Kate’s First Trip to the Chelsea Flower Show
Tuesday, June 07 , 2016
It’s been a hectic few weeks at Chilstone. I am new to Chilstone and a Chelsea Flower Show rookie I watched the Temple we donated to the Meningitis Now Futures Garden take shape from the mould, to weathering it quickly to order, to the lorry all packed up with Terry, Josh and Adam to set it in place in the garden. I knew then that the Chelsea Flower Show was going to be special.
I watched the BBC TV coverage in anticipation. I read all the blogs and studied the sketches by John Everiss, but none of it captured the feelings I had when I arrived.
The Artisan Gardens are down a leafy lane on the far edge of the show and when I arrived in the morning there was a peaceful vibe, even though it was already teaming with visitors.
The Meningitis Now garden found me. The cedar statue of Jacob Gray standing knee deep in bright orange poppies slammed into view and pulled me towards it.Jacob’s statue seemed to shout “I fought and I won!”
I felt a lump in my throat as I took in the figures of the children, an onlooker unable to help them push through the wall of the disease, knowing that one figure didn’t make it and all who did were irrevocably changed. I thought of the strength these families. I thought of my neighbours’ daughter who suffers from hearing loss like the statue of Lauren Booth. Yes the garden was about a deadly illness, but it blossomed with hope as the Meningitis Now team answering the scores of questions from the visitors. I spoke to the designer John Everiss who said that meeting the young people he based the sculptures on had been a huge inspiration to bring this message to Chelsea.
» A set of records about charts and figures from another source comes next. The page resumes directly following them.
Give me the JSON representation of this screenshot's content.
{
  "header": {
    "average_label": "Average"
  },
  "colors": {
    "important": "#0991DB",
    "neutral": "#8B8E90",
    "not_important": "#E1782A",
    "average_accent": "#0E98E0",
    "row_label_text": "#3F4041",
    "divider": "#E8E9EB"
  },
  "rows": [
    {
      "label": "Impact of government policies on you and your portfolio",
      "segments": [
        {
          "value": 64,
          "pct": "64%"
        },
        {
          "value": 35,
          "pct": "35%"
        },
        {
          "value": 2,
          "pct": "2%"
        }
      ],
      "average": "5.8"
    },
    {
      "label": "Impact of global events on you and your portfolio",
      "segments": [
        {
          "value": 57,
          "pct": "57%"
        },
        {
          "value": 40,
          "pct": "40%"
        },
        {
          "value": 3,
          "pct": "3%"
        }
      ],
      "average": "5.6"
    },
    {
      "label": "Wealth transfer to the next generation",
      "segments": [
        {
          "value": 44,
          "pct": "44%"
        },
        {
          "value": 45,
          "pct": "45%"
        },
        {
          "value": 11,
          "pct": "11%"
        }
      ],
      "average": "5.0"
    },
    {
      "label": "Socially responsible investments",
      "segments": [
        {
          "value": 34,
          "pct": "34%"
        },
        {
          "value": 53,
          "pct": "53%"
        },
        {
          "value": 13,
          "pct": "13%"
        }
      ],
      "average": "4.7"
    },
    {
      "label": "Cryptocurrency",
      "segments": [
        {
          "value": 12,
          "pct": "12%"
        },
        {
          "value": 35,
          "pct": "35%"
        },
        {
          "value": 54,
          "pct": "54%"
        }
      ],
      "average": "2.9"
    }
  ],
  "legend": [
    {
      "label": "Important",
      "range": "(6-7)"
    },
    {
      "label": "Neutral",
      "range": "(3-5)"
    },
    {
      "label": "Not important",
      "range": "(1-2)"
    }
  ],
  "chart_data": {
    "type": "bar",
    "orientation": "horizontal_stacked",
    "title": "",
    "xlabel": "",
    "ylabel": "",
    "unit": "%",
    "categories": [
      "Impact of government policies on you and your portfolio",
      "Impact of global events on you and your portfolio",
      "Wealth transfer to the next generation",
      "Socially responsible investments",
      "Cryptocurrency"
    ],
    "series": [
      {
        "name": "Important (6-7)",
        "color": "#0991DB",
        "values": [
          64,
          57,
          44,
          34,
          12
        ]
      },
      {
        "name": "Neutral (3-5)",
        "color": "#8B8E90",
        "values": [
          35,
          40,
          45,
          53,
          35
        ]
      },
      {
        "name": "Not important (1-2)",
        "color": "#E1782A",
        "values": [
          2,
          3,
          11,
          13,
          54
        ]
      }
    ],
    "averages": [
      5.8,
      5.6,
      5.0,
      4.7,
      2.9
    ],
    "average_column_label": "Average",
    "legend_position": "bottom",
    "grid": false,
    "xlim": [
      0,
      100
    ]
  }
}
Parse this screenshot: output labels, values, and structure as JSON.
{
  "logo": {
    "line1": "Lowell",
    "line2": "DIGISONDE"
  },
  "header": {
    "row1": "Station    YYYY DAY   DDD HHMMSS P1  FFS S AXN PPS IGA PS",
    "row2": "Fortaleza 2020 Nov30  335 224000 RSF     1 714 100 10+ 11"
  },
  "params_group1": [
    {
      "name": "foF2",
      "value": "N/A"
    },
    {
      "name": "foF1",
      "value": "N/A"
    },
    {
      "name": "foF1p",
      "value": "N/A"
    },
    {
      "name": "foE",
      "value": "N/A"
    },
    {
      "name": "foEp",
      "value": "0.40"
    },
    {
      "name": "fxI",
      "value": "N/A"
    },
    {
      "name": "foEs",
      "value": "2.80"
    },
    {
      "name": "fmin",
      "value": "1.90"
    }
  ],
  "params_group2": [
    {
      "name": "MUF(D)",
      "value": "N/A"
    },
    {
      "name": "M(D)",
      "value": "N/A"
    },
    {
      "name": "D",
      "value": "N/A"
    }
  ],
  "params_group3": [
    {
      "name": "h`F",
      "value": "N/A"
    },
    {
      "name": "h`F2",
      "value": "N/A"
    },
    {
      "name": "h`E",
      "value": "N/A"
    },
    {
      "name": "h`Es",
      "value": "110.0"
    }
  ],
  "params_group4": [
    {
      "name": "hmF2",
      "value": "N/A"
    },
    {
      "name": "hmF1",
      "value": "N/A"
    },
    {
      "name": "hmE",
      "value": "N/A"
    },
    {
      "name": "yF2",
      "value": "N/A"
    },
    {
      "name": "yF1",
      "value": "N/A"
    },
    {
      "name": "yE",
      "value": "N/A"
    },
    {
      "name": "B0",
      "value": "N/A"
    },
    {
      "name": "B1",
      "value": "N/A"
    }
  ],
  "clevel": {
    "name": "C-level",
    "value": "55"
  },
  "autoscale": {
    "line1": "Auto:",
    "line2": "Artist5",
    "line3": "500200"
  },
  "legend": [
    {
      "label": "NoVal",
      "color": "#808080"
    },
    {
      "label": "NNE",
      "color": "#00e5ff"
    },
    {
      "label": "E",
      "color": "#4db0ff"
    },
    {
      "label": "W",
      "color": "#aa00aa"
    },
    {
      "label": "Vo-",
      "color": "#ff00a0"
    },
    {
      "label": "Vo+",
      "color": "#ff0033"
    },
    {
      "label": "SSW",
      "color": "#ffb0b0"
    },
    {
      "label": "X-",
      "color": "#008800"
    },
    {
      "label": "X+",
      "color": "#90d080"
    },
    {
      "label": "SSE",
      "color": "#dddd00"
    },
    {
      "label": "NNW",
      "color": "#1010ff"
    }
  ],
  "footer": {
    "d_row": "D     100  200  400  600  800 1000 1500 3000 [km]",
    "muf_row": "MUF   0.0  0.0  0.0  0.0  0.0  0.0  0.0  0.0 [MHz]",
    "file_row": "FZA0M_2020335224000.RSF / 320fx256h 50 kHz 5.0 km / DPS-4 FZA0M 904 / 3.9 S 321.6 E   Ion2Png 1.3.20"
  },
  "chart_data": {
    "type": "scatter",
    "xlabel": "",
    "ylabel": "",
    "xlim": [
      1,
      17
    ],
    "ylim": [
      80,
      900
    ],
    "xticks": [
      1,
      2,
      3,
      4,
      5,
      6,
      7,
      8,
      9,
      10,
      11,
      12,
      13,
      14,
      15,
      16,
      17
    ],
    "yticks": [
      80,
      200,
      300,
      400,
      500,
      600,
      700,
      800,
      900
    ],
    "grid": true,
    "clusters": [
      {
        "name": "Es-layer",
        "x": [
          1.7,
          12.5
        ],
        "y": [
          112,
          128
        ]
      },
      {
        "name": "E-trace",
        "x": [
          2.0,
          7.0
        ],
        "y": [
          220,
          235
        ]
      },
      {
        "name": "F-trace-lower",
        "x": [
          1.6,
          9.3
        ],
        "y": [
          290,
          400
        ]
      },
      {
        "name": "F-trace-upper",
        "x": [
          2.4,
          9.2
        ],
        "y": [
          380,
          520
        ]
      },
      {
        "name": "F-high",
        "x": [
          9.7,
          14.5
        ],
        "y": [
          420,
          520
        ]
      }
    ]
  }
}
There were other gardens around illness and healing, from hospital beds as flower beds in the Garden Bed by Stephen Welch and Alison Doxey. Cut flowers on a show garden was an ambitious design and I asked Alison how she managed it. She said she had a daily stash of fresh Delphiniums behind the stand, but by Wednesday she still hadn’t had to replace them. An impressive feat. (Helped by the freezing weather!)
There was the St. John’s Hospice – A Modern Apothecary garden by Jekka McVicar, that was completely beautiful, stuffed with flowering plants that heal and the Morgan Stanley Garden by Chris Beardshaw was a place of reflection for Great Ormond Street Hospital with bronze children reaching their arms out, looking up to the sky.
The pavilion was an explosion of petals in every colour, including walls smothered in Clematis and daffodils in May!
I liked the bonkers things, like big wicker horses that reminded me of the puppets in the staged Warhorse by Michael Morpago. And a man who could balance one stone on top of another to make a display. How do you discover that talent?Random, but fascinating.
Then there were huge glazed fruits that made me wonder if we could do crazy things with colour and high gloss with our cast stone for a modern garden.
But my personal favourite was the brilliant Garage Garden by Kazuyuki Ishihara complete with a vintage Mini and so many coloured trees blended together that it looked like a stippled painting. Cleverly constructed in a miniature space with a slightly retro twist. I liked to imagine that if someone had shouted “Thunderbirds are GO!” that the whole garden would have swiveled open and a rocket would have blasted out. So much inspiration packed into one day and I’m hooked.